The Ultra Series - Complete list of official Ultraman-related shows.

CURRENT EVENTS: Licensing rights dispute

Ultraman's licensing rights outside of Japan were recently the subject of a prolonged legal dispute between Tsuburaya Productions and Chaiyo Productions (also called Tsuburaya Chaiyo Co Ltd) based in Thailand. Sompote Saengduenchai, founder/president of Chaiyo Productions, claims that the late Noboru Tsuburaya (who passed away in 1995), Eiji's son, gave him and his company a rights contract in exchange for a monetary loan. In spite of the fact that the document does not clearly specify what was given to Tsuburaya in exchange for these rights, Japanese and Thai courts accepted this contract as real and bonding. Tsuburaya Productions protested the issue.

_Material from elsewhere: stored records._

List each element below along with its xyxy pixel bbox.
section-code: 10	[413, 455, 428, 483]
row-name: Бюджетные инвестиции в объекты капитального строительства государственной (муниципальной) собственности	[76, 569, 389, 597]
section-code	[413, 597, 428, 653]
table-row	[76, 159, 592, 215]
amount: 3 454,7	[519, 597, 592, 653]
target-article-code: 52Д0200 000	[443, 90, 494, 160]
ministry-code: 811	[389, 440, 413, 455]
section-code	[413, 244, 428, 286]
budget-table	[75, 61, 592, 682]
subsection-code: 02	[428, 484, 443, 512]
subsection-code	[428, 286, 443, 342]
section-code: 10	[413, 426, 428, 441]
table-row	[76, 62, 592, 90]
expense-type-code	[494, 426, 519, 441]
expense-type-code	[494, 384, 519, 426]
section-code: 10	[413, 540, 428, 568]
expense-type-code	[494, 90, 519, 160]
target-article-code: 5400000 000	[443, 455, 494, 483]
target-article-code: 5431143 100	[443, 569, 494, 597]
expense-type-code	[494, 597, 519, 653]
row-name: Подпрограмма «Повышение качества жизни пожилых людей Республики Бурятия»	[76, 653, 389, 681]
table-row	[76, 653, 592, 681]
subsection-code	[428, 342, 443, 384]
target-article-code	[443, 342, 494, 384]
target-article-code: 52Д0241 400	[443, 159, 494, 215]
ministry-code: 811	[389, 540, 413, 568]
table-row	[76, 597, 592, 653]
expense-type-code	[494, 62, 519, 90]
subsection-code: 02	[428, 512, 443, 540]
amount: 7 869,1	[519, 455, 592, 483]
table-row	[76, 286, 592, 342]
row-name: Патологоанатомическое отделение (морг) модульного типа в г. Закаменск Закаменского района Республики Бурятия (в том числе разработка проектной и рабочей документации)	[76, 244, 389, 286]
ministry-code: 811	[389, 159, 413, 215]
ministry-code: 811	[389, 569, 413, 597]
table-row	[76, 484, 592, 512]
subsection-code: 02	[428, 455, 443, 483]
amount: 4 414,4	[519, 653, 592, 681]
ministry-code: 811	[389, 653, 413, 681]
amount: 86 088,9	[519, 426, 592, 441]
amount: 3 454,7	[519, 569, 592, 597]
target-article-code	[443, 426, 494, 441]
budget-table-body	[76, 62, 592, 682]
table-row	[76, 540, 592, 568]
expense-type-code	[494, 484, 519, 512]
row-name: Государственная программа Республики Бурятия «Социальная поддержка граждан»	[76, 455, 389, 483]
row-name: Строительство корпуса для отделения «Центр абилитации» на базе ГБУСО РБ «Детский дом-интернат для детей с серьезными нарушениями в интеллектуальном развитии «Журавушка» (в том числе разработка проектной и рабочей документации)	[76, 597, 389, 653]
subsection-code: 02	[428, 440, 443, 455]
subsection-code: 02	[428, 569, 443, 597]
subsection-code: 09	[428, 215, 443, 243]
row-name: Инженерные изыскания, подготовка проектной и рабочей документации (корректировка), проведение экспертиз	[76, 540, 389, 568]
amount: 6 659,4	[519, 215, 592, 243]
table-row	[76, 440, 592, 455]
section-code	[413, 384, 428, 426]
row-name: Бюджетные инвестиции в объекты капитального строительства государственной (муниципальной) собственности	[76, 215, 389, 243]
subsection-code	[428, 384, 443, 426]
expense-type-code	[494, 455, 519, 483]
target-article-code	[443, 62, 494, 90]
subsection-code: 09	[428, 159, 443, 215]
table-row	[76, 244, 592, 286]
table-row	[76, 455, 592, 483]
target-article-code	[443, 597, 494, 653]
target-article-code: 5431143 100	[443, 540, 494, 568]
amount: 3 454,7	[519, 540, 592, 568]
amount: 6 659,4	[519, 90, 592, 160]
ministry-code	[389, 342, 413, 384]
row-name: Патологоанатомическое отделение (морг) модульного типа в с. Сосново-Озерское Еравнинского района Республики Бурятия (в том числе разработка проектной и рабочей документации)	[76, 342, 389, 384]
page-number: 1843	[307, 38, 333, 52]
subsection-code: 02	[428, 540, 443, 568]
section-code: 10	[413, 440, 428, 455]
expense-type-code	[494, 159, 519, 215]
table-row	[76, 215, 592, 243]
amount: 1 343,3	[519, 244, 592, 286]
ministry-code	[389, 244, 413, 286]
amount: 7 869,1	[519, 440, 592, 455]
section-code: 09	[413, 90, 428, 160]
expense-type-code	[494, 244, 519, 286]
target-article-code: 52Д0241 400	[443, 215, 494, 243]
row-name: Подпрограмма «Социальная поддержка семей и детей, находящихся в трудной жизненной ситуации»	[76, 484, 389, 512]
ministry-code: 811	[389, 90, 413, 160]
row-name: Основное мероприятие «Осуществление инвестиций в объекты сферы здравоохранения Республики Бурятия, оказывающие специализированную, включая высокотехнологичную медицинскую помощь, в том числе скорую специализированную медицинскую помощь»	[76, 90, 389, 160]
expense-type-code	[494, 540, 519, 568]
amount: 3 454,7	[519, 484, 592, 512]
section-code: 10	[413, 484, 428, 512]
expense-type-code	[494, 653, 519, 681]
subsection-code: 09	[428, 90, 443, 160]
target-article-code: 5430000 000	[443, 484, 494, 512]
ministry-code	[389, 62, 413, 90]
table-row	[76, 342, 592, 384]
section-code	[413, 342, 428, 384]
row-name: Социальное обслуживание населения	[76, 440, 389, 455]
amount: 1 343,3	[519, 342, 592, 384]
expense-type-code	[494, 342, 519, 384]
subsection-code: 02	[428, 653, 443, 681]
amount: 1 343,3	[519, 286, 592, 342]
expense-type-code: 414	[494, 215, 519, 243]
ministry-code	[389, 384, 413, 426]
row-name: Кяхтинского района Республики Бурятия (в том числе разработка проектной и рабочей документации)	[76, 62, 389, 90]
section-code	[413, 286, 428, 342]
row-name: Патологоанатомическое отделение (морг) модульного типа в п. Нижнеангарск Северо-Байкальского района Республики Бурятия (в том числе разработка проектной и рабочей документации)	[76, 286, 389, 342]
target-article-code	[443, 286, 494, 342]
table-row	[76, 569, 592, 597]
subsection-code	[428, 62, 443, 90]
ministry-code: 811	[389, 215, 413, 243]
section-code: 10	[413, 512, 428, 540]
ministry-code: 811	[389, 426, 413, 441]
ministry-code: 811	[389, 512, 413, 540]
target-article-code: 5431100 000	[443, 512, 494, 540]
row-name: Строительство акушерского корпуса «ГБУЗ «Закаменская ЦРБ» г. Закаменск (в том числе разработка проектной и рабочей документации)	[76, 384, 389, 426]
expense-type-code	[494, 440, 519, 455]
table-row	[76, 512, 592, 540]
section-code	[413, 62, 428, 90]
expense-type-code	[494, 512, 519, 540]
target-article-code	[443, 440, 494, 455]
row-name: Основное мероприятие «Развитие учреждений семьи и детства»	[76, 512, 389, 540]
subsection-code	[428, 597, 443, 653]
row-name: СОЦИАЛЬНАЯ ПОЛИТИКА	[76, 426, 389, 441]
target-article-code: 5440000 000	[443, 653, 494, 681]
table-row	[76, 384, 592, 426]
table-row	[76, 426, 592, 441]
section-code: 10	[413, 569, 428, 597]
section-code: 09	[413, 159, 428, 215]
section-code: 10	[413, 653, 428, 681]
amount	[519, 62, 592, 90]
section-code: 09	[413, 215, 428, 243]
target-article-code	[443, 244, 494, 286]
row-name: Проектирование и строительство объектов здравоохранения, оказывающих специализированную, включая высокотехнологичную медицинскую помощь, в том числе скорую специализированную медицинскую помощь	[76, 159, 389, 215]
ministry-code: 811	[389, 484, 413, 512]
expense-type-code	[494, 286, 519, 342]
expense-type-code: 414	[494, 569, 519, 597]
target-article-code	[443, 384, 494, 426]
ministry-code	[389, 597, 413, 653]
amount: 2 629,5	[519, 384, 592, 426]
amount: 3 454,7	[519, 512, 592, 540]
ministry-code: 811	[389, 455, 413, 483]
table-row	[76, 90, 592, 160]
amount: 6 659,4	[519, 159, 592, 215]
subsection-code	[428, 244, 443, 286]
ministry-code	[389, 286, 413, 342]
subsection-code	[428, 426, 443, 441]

After an 8 year battle in the courts of both countries, Sompote Saengduenchai was awarded a somewhat favorable decision on April 27th 2004. Despite numerous factual errors including the faulty titles of the series in the document, such as "Ultra Seven" being called "Ultraman Seven," and Tsuburaya Productions being called "Tsuburaya prod. and Enterprises" (a name the company has never done business under), this ruling gives him merchandising rights for the first six Ultraman series (Ultra Q through Ultraman Taro) and Jumborg Ace outside Japan, and broadcasting rights of said shows within Thailand. However, the decisions in both countries clearly stated that the copyright to all of these programs belongs solely to Tsuburaya Productions of Japan. Furthermore, the decision in Japan emphasized that only Tsuburaya Productions has the legal right to create future Ultraman characters or Ultraman TV shows and films. At the present time, Tsuburaya Productions is still appealing against Chaiyo Productions for the overseas merchandising rights. If Chaiyo loses, Sompote and his son Pirasith (who also runs Chaiyo) could face up to 5 years in prison.

During the time of the legal battle, Chaiyo came up with three of their own Ultras: Millennium, Dark and Elite. They have not been used for purposes other than stage shows and merchandise.